Nun stiegen sie von der Guckkastenbühne des Flashplayers hinab in die Bühnenrealität und bewiesen, dass dies selbst auf den ersten Blick keine abwegige Idee dar. Schließlich ist YouTube der größte Talentschuppen aller Zeiten, man hat alles im Repertoire, was ein Medienzirkus braucht: DJs, Sänger, verrückte Wissenschaftler, Selbstdarsteller, Asphaltkunstturner, Sarah-Palin-Parodistinnen und Tänzer sowieso.

Moderiert wurde der Abend von Videobloggern wie Lisa Nova und Michael Buckley. Diese digitalen Dampfplauderer machten das besser als von Zufall und Agentengeschick auf Galabühnen gespülte Schauspielerinnen. Und von der unfassbar präsenten Ansagerstimme des "Chocolate Rain"-Sängers Tay Zonday lässt man sich einfach gerne hypnotisieren.

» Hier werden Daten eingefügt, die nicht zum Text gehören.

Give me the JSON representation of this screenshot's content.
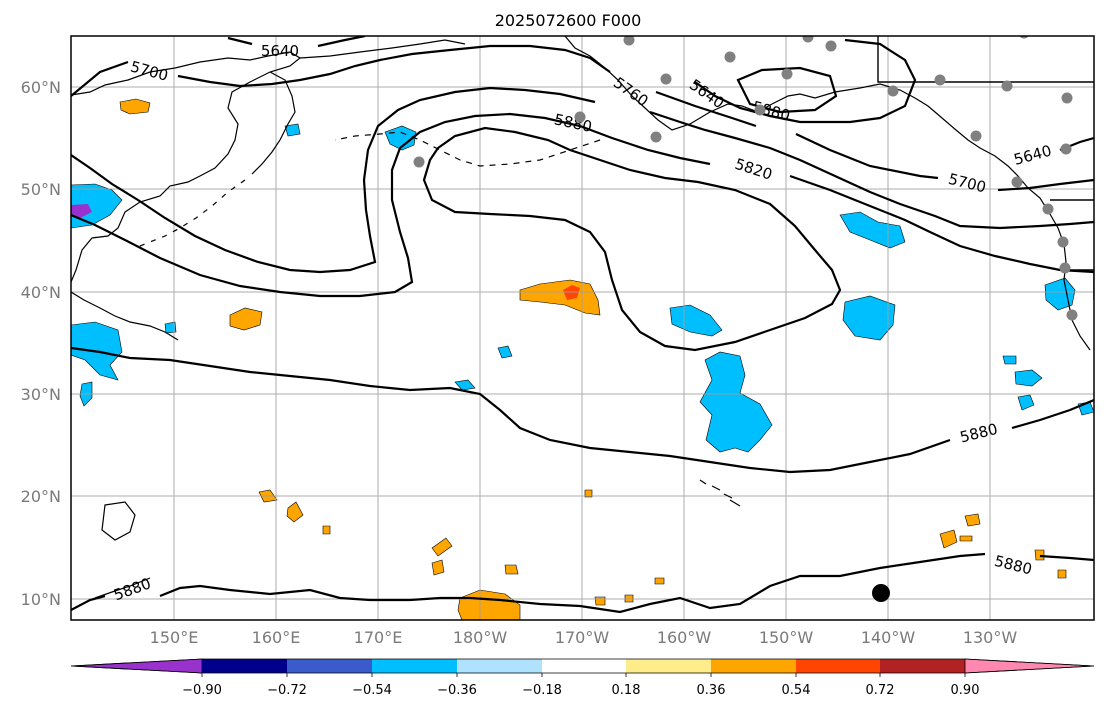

Der Kulturbetrieb hat die YouTube-Solisten noch nicht abgeschliffen. Sie bleiben eigenwillig, kennen keine Genreerwartungen, die es zu erfüllen gilt.

Globale Entertainment-Gala der Zukunft

Konzert, Party und die Essenz einer Kultur hatte man versprochen, einen Querschnitt dessen, was in der Welt der Clips erfolgreich ist, ob es nun von der Musikindustrie gepuscht oder aus dem Wohnzimmer des Amateurs in die Videocharts geklettert ist. Die Show wurde also anders als Oscars oder MTV-Awards nicht von überwiegend dem gleichen kulturindustriellen Komplex entstammenden Künstlern bestritten.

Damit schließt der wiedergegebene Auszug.